Using multithreaded processing, esProc’s performance is significantly improved and esProc code is simple. Java’s performance will be much improved too when using multithreads, but with complex code. Perl hasn’t advantages with its complex multithreading code and only adequate performance using single thread.
On the whole, esProc is the most practicable one with satisfactory performance and simple enough code.

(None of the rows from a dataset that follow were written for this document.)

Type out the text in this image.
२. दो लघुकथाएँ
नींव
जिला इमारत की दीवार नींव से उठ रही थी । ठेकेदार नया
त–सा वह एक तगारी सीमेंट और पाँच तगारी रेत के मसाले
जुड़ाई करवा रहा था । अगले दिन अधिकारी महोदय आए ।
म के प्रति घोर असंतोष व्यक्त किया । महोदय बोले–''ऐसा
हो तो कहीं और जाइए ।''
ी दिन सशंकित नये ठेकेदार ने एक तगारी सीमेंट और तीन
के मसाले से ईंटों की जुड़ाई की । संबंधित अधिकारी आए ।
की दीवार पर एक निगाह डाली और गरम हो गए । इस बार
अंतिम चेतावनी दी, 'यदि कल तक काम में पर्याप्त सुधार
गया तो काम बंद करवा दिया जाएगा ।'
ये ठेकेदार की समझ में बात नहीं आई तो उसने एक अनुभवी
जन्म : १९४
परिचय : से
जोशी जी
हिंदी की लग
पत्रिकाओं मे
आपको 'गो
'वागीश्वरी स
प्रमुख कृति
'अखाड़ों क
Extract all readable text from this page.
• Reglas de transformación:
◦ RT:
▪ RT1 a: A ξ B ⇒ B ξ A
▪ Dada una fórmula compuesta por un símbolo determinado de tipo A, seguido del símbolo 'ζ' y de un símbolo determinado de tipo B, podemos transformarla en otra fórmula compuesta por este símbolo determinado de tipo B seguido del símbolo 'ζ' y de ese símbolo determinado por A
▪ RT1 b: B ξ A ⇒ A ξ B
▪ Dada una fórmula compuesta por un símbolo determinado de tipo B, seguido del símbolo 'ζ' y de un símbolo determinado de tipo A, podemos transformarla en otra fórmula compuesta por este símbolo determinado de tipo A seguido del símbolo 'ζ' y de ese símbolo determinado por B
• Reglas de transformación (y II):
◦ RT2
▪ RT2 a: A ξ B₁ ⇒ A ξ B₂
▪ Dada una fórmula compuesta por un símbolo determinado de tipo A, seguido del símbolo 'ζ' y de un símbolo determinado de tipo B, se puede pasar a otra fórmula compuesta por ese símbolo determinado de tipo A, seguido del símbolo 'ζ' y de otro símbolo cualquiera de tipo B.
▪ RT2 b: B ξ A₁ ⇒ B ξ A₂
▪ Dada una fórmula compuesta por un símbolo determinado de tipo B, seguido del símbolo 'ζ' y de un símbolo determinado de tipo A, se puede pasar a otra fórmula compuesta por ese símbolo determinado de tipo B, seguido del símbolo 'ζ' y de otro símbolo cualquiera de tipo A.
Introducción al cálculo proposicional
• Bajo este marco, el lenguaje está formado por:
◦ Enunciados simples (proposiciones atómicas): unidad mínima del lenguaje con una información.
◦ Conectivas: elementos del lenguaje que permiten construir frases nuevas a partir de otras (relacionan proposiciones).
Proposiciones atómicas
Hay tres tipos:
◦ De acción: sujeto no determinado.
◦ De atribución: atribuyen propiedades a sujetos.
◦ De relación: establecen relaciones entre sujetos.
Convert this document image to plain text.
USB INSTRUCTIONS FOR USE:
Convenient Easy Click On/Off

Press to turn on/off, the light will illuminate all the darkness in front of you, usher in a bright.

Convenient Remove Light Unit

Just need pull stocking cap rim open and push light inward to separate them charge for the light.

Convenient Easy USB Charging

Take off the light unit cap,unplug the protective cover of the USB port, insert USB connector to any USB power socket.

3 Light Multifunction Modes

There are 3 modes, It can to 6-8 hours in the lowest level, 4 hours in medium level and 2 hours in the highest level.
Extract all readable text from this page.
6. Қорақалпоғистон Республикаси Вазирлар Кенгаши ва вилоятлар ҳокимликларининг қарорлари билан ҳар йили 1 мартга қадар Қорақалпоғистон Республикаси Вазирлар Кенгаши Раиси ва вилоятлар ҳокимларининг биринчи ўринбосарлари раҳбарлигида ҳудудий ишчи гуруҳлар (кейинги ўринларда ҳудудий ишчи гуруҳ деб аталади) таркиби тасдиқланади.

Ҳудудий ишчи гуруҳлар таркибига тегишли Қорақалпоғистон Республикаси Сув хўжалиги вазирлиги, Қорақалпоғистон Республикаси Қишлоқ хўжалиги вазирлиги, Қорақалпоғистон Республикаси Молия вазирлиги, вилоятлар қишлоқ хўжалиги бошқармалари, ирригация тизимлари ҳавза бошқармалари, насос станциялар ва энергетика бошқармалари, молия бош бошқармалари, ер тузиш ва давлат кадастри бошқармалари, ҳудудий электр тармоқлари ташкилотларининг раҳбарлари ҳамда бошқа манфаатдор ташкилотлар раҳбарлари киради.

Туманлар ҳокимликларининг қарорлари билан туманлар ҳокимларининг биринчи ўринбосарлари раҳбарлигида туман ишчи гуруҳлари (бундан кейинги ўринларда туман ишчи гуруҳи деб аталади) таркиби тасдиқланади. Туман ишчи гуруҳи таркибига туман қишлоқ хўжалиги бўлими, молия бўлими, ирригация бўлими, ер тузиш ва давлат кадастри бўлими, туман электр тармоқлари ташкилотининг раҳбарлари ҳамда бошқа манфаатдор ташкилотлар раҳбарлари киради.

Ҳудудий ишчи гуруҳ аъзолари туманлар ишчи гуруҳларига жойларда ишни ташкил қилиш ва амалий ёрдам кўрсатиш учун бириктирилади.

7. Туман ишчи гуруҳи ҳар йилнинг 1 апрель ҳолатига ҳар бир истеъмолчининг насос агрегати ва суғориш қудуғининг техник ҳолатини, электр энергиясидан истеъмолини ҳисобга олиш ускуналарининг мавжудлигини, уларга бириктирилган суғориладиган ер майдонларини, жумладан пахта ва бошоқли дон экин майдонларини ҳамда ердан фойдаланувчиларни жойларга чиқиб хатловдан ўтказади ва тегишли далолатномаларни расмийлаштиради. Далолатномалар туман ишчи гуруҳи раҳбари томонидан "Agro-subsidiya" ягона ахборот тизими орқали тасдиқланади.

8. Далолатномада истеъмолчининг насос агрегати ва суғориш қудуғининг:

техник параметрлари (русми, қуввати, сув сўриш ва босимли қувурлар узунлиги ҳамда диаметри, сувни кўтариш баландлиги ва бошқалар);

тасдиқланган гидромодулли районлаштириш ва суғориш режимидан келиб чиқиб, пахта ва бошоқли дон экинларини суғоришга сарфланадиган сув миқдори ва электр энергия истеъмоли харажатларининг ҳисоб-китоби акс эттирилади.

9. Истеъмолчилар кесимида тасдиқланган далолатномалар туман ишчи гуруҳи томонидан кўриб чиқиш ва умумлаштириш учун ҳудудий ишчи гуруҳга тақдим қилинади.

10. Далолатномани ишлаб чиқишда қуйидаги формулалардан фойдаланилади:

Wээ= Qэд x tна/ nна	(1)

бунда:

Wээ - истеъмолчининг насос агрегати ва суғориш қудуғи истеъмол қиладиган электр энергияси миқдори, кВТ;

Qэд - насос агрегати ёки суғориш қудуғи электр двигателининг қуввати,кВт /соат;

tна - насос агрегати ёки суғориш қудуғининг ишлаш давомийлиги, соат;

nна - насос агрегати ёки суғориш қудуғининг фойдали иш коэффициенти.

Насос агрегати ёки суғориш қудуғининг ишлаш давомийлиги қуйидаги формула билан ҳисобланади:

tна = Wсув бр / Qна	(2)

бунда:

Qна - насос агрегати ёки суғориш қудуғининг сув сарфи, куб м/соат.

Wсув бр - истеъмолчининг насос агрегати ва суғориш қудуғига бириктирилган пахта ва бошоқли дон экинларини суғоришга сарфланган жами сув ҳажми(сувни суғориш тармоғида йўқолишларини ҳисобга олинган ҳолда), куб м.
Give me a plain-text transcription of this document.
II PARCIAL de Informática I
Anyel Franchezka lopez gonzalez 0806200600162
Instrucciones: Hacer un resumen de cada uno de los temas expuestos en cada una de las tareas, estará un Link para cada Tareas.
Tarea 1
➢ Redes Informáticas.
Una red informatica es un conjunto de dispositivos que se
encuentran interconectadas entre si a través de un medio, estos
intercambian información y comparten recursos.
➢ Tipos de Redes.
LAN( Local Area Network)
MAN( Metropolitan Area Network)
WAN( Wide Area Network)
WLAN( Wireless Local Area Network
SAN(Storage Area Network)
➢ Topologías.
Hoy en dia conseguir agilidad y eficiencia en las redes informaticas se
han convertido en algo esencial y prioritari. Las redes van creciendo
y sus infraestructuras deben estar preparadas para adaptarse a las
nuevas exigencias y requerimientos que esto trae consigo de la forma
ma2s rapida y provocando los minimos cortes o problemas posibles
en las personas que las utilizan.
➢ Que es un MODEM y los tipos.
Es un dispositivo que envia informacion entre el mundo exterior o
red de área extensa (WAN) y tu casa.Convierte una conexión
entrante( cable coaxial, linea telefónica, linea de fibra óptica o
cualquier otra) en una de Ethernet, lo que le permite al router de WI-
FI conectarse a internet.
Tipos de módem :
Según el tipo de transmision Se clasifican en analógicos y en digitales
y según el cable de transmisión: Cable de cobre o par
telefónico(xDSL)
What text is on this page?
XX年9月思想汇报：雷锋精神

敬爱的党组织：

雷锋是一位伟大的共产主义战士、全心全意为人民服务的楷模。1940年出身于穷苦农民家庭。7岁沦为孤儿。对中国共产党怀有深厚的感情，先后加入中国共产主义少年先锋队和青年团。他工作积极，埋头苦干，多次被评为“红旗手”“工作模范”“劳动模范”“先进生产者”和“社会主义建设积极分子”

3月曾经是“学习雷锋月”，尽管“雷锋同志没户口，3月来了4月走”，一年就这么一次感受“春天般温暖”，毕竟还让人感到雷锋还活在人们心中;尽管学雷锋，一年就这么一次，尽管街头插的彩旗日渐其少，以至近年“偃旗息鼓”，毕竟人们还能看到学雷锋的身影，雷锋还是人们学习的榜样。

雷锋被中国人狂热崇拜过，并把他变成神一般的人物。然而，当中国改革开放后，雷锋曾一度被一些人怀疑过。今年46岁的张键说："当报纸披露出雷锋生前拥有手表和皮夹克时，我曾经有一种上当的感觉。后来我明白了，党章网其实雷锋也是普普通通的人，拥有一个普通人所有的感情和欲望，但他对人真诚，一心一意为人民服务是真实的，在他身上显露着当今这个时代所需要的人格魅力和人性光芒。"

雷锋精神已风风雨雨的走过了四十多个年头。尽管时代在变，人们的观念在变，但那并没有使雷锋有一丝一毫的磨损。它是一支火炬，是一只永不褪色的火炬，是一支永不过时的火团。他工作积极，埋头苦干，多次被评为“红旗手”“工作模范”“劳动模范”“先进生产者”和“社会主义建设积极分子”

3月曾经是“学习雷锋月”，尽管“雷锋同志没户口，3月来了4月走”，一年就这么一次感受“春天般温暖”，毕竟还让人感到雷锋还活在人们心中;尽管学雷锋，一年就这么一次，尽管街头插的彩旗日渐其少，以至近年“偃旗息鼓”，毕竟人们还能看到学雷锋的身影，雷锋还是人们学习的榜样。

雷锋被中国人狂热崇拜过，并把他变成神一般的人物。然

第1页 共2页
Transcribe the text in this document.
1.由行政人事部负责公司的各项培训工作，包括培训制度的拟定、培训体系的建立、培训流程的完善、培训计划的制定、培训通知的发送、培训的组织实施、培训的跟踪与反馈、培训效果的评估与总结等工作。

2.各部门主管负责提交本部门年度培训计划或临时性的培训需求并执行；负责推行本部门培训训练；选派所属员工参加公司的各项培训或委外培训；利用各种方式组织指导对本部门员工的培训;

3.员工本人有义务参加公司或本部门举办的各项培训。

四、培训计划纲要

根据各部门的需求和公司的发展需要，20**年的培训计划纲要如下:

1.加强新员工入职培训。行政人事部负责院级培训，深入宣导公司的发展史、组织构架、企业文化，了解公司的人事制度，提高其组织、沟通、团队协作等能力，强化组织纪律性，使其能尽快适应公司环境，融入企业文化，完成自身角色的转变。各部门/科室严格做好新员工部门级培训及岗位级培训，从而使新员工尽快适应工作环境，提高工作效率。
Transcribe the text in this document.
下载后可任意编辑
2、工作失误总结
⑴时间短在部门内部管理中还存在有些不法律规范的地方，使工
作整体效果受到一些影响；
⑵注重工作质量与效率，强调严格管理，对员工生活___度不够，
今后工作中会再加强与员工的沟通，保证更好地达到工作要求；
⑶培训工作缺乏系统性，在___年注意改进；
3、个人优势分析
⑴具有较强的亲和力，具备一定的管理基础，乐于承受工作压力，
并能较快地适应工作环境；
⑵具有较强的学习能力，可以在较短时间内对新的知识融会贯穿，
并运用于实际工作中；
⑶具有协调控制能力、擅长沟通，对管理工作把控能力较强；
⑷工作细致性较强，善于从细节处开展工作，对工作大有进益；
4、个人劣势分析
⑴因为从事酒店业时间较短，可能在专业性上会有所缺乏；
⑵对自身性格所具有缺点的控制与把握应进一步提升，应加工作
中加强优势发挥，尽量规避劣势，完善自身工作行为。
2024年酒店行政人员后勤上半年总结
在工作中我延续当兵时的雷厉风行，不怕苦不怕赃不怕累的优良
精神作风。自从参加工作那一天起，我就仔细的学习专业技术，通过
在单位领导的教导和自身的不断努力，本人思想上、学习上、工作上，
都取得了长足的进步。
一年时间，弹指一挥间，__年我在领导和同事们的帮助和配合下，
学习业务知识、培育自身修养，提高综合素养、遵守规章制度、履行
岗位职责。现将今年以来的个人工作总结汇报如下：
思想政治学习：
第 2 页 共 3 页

One more point to note: It is found during the test that Perl functions for converting strings to data of date/time type (Date::Calc package’s Mktime and Time::Piece package’s timegm) have very poor performance. It takes Perl 103 seconds to filter a text file of 1G size, compared with 18 seconds with esProc and 7 seconds with Java. In view of this, the above code adopts the approach of comparing numerical values instead of using conversion functions. With this approach, it takes Perl 20 seconds to filter the text file of 1G size. But you cannot handle more complicated date and time computations. For example, to find out what day it is on a certain month’s last day. Maybe there is more efficient Perl package for handling date/time data, but the impact on the result is little so it is won’t be discussed. Java function String.split() also performs poorly, so indexO() and substring() are used in the above code to split a string apart.